Saudi Arabia is spending $646,000 each to have its 23 AH-6I armed scout helicopters upgraded to use smaller (70mm APKWS) laser-guided missiles. In addition, the helicopters are being modified to allow for some equipment storage in place of the three passenger seats behind the pilots. A DVR (solids state video recorder) is being added to enable the pilot to get high resolution video of whatever he encounters as well as anytime weapons are used. These aircraft DVRs feature solid-state data storage and can record everything that happens through a sortie and rapidly transfer the video data once on the ground.
The AH-6I fire control system was already able to handle Hellfire laser-guided missiles and unguided 70mm rockets. Many helicopters and fighter-bombers now carry the smaller APKWS 70mm guided missiles. These weigh 13.6 kg (30 pounds) with a 2.7 kg (six pound) warhead and a range of about six kilometers. He AH-6I can already carry the 70mm rockets in a seven rocket pod they already use for unguided rockets. That pod can be rewired to fire the APKWS, which are preferable to the larger (45 kg) Hellfire because the smaller warhead allows the APKWS to be fired on armed enemies who have gotten very close to civilians or friendly troops. Since APKWS are smaller and lighter, more can be carried. The AH-6I can also carry a 12.7mm or 7.62mm machine-gun pod. Normally one machine-gun pod and one rocket/missile pod are carried. If Hellfires are carried two of these missiles replace a weapons pod. In other words, four Hellfires can be carried or 14 APKWS.
Back in 2010, Saudi Arabia was one of the first export customers for the new AH-6I, a gunship version of its OH-6 scout helicopter. In 2008 U.S. based Boeing began offering the AH-6I to foreign customers. Earlier in 2010, Jordan became the first customer, ordering some for their border guard. The 2011 Arab Spring unrest disrupted these plans and Jordan has yet to follow through on their order. Meanwhile, Saudi Arabia received the 24 it ordered and in 2019 Thailand ordered eight.
The AH-6I has night sensors and a laser designator, and most of the other electronics that equip the latest version of the AH-64 (the Block III). Jordan has a long desert frontier, and lots of problems with smugglers, and the movement of Islamic terrorists across the border. Jordan wanted to retire its 11 elderly AH-1S gunships but that was also delayed by 2011 disorder.
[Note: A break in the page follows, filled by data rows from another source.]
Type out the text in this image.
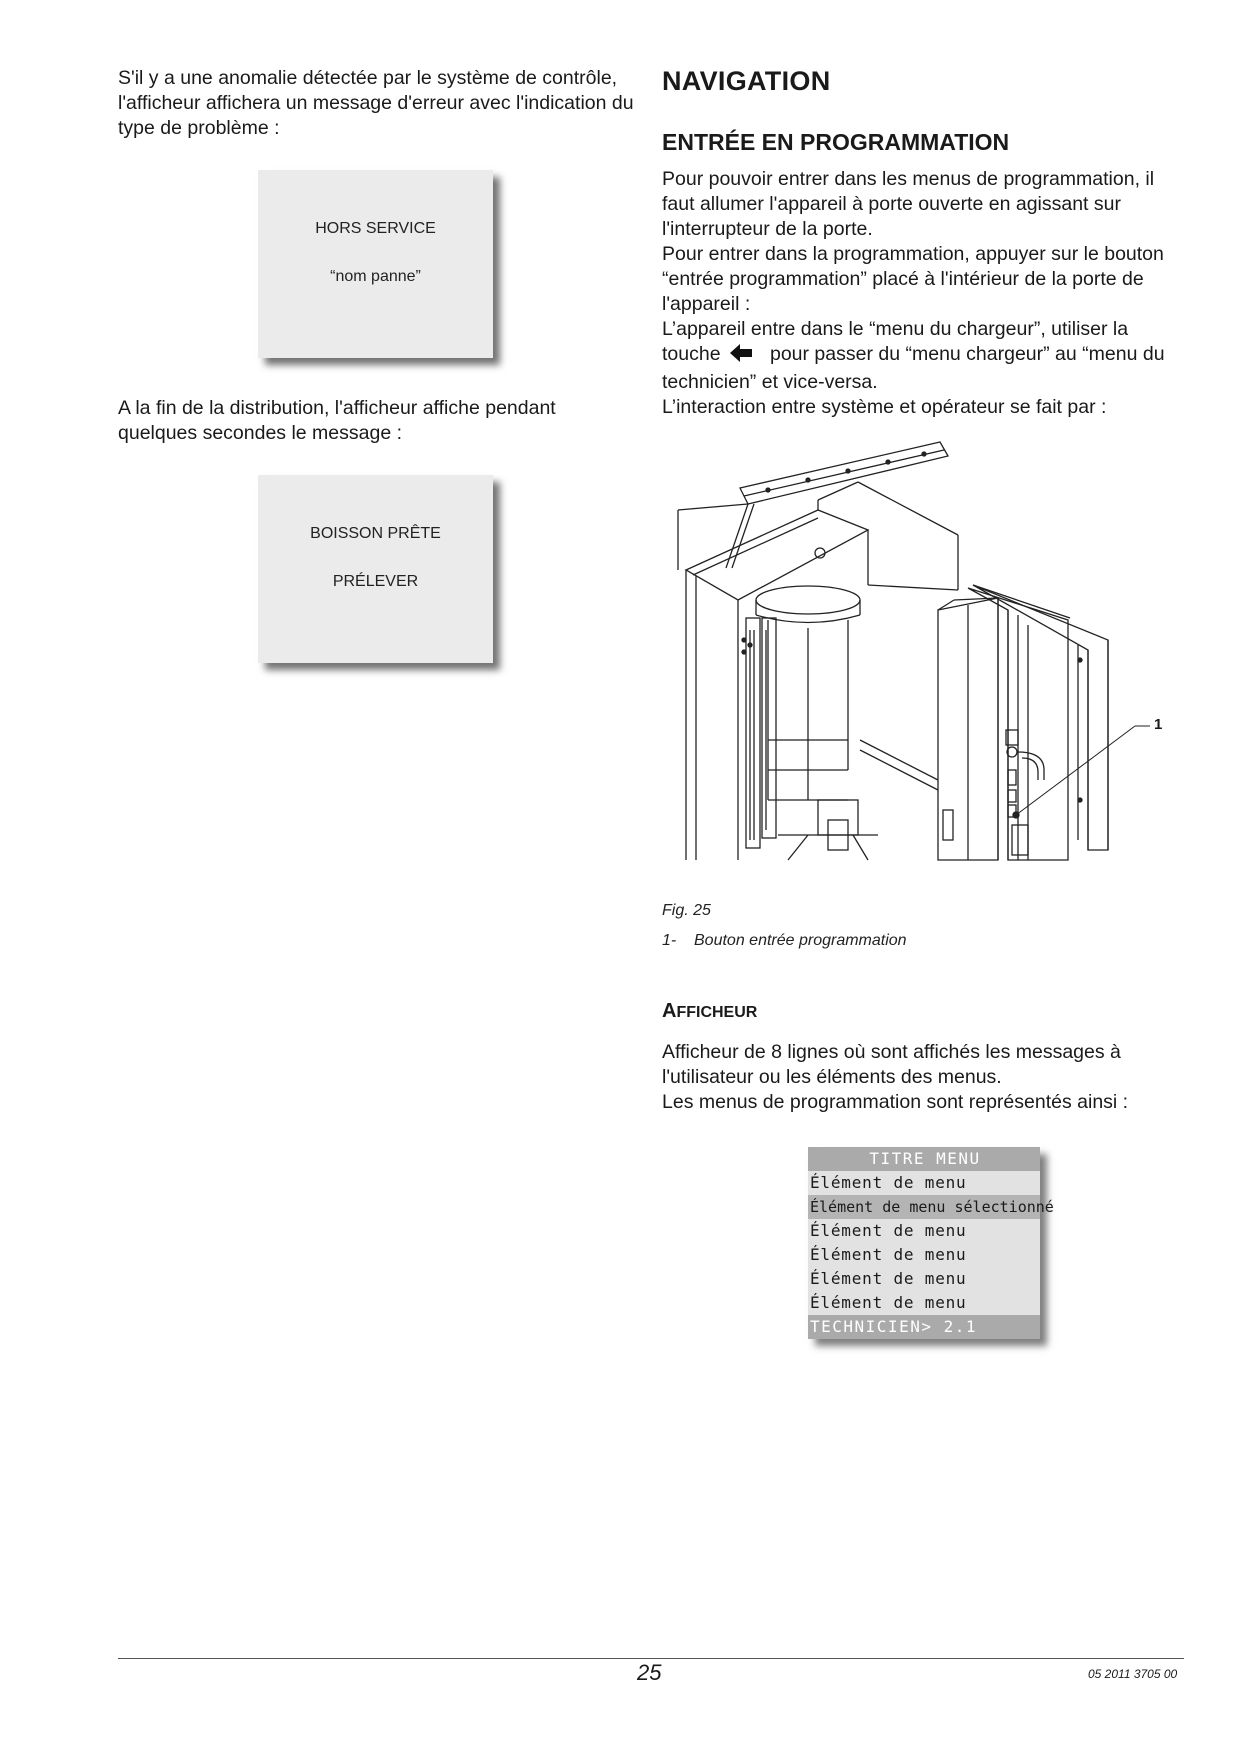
S'il y a une anomalie détectée par le système de contrôle, l'afficheur affichera un message d'erreur avec l'indication du type de problème :

HORS SERVICE
“nom panne”

A la fin de la distribution, l'afficheur affiche pendant quelques secondes le message :

BOISSON PRÊTE
PRÉLEVER
NAVIGATION
ENTRÉE EN PROGRAMMATION

Pour pouvoir entrer dans les menus de programmation, il faut allumer l'appareil à porte ouverte en agissant sur l'interrupteur de la porte.

Pour entrer dans la programmation, appuyer sur le bouton “entrée programmation” placé à l'intérieur de la porte de l'appareil :

L’appareil entre dans le “menu du chargeur”, utiliser la touche	pour passer du “menu chargeur” au “menu du technicien” et vice-versa.

L’interaction entre système et opérateur se fait par :

1
Fig. 25
1-    Bouton entrée programmation
AFFICHEUR

Afficheur de 8 lignes où sont affichés les messages à l'utilisateur ou les éléments des menus.

Les menus de programmation sont représentés ainsi :

TITRE MENU
Élément de menu
Élément de menu sélectionné
Élément de menu
Élément de menu
Élément de menu
Élément de menu
TECHNICIEN> 2.1
25	05 2011 3705 00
U.S. SOCOM (Special Operations Command) has long used the MH-6 (and the AH-6) version of the 1960s era OH-6. Developed in the early 1980s, the AH-6, or "Little Bird" is a 1.4 ton helicopter with a crew of two and a top speed of 280 kilometers an hour. Average sortie is 3-3.5 hours. It can be armed with two 7.62mm or 12.7mm machine-gun pods, or two 70mm rocket pods (seven or 12 rockets each) or four Hellfire missiles. Without weapons, the MH-6 can carry six troops (usually Special Forces operators) externally. The new AH-6I can also carry a day/night targeting system, including a laser designator. The AH-6I also carries four Hellfire or a dozen or more of the 70mm guided rockets (which weigh a quarter of what the Hellfire does.)
Later versions of the AH-6 were based on a similar helicopter, the MD-500. The new AH-6I enables nations to have helicopter gunship capability at a cost of only about six million dollars per aircraft. That's about a tenth of what an AH-64D would cost and a third of what a Russian gunship goes for. Little Bird could be a big deal on the international market, but so far only the Saudis, Thailand and the American FBI have stepped up. The 1.6 ton, single-engine AH-6I can carry two pilots and three passengers. Cruising speed is 250 kilometers an hour while top speed is 280 kilometers. Sorties usually last 90-120 minutes. Max ceiling is 5,700 meters (18,700 feet).